Reuters/Chris Helgren
Google has announced it is working to fix algorithms employed by its Google Maps program to end instances in which offensive, racially-charged search terms involving the N-word do not direct a user to the White House.

Reports this week by The Huffington Post and The Washington Post found that racial slurs used in Google Maps search phrases were leading users to the White House, as well as places such as Howard University, a historically black college in Washington, DC.

In a blog post, Google executive Jen Fitzpatrick apologized for the situation and said Google "has been working hard to fix this issue." She explained how chatter across the Internet affects Google Maps searches.

"Our ranking systems are designed to return results that match a person’s query," she wrote. "For Maps, this means using content about businesses and other public places from across the web."

She added that the offensive terms "were triggering unexpected maps results, typically because people had used the offensive term in online discussions of the place. This surfaced inappropriate results that users likely weren’t looking for."

Fitzpatrick, Google's vice president for Engineering & Product Management, said that the company has begun to update its "ranking system to address the majority of these searches—this will gradually roll out globally and we’ll continue to refine our systems over time."

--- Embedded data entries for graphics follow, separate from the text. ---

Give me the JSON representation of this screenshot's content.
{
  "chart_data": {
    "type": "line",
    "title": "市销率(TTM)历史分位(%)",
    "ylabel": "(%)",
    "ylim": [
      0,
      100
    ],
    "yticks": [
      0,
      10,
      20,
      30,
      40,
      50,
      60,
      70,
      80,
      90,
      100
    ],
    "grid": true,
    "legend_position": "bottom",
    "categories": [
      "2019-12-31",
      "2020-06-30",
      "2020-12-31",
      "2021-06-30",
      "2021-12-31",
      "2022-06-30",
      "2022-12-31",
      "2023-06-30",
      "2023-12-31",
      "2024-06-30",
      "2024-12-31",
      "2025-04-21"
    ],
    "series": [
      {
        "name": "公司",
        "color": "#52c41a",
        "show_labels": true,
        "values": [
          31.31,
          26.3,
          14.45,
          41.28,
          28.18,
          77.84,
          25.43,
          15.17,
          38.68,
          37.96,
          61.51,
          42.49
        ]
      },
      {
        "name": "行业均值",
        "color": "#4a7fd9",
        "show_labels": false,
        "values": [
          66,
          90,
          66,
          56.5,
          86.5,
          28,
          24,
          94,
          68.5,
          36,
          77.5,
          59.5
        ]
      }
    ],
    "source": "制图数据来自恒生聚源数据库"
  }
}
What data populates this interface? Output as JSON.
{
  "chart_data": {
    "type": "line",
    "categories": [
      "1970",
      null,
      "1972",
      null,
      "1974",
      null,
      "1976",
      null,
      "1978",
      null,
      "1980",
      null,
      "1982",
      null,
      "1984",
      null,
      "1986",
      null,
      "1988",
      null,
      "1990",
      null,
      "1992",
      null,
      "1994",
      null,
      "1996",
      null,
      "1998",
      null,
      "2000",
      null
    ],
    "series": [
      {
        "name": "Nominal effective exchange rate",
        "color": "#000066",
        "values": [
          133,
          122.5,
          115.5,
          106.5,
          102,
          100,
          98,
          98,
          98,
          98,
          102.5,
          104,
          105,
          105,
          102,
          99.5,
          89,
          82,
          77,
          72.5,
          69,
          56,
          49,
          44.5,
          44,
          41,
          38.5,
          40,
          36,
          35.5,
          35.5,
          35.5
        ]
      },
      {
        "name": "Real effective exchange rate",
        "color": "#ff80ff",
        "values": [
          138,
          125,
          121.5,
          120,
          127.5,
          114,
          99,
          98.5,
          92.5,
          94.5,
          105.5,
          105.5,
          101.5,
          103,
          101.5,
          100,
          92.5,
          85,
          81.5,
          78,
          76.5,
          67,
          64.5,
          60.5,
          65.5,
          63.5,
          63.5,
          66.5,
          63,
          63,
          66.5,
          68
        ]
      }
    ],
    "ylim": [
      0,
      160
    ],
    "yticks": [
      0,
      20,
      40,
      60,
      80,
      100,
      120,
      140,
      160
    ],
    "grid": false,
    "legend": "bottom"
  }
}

According to The Hill, at least some offensive terms are no longer directing Maps users to the White House.

"Searches for two of the racist phrases — 'n----- house' and 'n----- king' — by two Hill reporters using different computers yielded a message that indicated no results could be found. The same was true of the phrase 'f--- n------,' which The Washington Post reported had been leading users to the U.S. Capitol," The Hill reported Friday.

Previously, pranksters gamed a security weakness in Google Maps so that a shop called "Edwards Snow Den" -- offering “a great source of classified information" -- appeared on Google’s map of the White House. The fake listing was an homage to surveillance whistleblower and former intelligence contractor Edward Snowden, who revealed massive US government spying programs in 2013.